To be clear, even after King Dugan’s Dungeon establishes the pattern of theme levels, not every level is a theme level. There are still a few variety levels, where each room does something completely different. But on the levels where it goes for a theme, it goes hard. I’ve just been through a very strong example of this: floor 20, where the game introduces Brains.
I’ve mentioned Brains before. Brains don’t attack you directly, but rather, make all the other monsters on the level a little smarter, giving them access to a simple pathing algorithm that tells them how to get aorund obstacles without getting stuck. Intriguingly, it seems like Brains don’t so much tell the monsters what to do as give them a better perspective on the world. Ordinarily, roaches try to get as close to you as possible, roach queens try to get as far away from you as possible, goblins try to avoid your sword and charge you from the back or side, wraithwings try to stay 5 squares away from you until they can mob you in a group. Brains change none of this. They just change how the monsters assess distance. Without a Brain, roach queens tend to get stuck in corners, where there’s only 3 empty adjacent tiles to spawn new roaches in. With a Brain, you can wind up chasing a queen around a loop if you’re not careful. Serpents seem to be a special case, or perhaps just expose a little more of the general case than the other monsters. Ordinarily, a serpent will make a beeline for you if you’re directly in line with its head horizontally or vertically, and otherwise wiggle around according to a set of rules too complicated to describe here. Add a Brain, and the serpent seems to regard you as always directly in line with its head, and will head towards you according to the same distance rules as everything else.
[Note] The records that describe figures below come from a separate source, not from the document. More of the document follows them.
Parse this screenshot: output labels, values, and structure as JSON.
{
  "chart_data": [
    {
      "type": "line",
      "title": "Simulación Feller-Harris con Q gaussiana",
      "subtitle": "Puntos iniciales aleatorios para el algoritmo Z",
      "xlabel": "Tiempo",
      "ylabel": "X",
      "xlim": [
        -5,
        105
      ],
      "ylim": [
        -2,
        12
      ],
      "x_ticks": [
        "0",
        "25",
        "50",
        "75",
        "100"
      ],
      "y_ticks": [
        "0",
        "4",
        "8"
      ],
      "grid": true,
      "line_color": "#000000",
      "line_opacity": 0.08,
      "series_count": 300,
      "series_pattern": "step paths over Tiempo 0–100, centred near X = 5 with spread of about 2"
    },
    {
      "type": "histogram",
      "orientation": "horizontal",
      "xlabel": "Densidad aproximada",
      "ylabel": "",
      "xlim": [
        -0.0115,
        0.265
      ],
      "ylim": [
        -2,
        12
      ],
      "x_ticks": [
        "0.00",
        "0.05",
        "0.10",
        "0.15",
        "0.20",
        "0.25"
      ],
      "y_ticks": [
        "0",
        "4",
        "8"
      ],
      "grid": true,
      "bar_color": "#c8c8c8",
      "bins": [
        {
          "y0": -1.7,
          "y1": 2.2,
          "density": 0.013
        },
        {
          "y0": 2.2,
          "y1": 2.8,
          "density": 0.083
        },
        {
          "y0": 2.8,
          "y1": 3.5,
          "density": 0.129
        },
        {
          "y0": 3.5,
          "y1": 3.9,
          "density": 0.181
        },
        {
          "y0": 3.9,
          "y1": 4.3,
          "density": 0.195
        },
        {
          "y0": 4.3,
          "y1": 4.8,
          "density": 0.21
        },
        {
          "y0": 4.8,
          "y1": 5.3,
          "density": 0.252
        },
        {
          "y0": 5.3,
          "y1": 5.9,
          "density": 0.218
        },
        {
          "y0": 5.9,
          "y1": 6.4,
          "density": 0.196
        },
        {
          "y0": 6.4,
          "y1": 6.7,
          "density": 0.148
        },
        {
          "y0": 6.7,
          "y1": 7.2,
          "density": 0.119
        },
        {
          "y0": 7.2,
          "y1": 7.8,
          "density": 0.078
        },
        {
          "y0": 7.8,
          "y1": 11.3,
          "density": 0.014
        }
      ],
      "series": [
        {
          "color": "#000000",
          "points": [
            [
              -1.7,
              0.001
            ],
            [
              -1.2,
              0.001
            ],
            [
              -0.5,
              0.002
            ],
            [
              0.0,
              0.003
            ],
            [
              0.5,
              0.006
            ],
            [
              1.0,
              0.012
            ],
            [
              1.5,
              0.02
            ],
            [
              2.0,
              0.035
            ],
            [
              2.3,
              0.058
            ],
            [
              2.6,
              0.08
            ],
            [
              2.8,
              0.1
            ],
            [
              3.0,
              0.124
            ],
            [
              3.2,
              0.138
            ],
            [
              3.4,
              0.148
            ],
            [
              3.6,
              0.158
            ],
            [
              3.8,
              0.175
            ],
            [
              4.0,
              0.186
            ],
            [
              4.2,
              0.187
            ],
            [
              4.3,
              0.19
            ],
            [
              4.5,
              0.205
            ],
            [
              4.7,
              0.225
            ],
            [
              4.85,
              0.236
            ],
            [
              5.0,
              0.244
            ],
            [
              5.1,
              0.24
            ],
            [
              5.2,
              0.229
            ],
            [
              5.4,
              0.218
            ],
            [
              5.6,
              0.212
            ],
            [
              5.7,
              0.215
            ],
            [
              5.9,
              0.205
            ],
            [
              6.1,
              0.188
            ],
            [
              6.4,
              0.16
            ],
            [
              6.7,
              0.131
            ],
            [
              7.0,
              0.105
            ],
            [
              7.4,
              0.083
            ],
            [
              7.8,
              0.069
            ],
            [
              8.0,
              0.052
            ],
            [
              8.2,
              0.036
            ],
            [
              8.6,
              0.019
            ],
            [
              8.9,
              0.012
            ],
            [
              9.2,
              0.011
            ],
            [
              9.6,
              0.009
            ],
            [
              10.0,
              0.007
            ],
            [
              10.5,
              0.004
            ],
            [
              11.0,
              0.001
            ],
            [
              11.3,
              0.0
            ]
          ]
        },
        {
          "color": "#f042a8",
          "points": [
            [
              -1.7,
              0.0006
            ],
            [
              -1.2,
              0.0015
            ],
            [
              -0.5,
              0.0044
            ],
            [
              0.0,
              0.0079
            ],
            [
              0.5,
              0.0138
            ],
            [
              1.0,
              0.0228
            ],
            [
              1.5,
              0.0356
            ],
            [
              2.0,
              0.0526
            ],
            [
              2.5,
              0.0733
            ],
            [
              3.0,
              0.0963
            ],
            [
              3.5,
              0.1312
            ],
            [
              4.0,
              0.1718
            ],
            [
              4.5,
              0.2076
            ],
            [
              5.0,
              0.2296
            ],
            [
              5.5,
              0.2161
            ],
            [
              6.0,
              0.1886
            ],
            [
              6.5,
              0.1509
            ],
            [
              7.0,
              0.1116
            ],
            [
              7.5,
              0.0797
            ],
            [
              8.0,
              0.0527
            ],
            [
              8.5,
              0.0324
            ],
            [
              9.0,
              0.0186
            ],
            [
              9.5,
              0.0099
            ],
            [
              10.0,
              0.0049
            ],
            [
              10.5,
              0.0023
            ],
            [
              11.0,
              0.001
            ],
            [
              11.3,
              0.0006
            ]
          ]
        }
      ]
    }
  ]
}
The main effect of Brains is to erase some of your most useful tactics. You can’t just get a pile of roaches stuck behind a wall where you don’t have to worry about them immediately. Everything that’s awake and not completely isolated knows how to find you. Instead, your movements have to be geared towards making sure you don’t have to fend off monsters from multiple directions at once. If you can get them all lined up in front of you in a hallway, it’s really no worse than normal. In fact, the Brain can make things easier at that point, by guiding all the monsters to you so you don’t have to hunt them down.
In fact, there’s one puzzle where this is completely necessary: in one part of the room, there’s a roach in a sort of labyrinth where every passable tile is a trap door. You can’t go into this labyrinth, because the trap doors would collapse behind you and you’d have no way out, and it’s set up to be impossible to lead the roach out by the normal roach movement rules. No, you just have to wait for the Brain in the room to guide it out, which means refraining from killing the Brain. It’s kind of like refraining from killing the tar mother in that room I described in my last post. Come to think of it, we can probably generalize this to a pattern: situational advantages of things normally regarded as enemies or obstacles. There’s a whole floor devoted to using goblins to kill serpents. Even the humble roach can be used as an obstacle to keep wraithwings from fleeing out of sword-range. It strikes me that one of the big strengths of the DROD ruleset is that it’s rich enough to support situations like this. Everything has some potential use.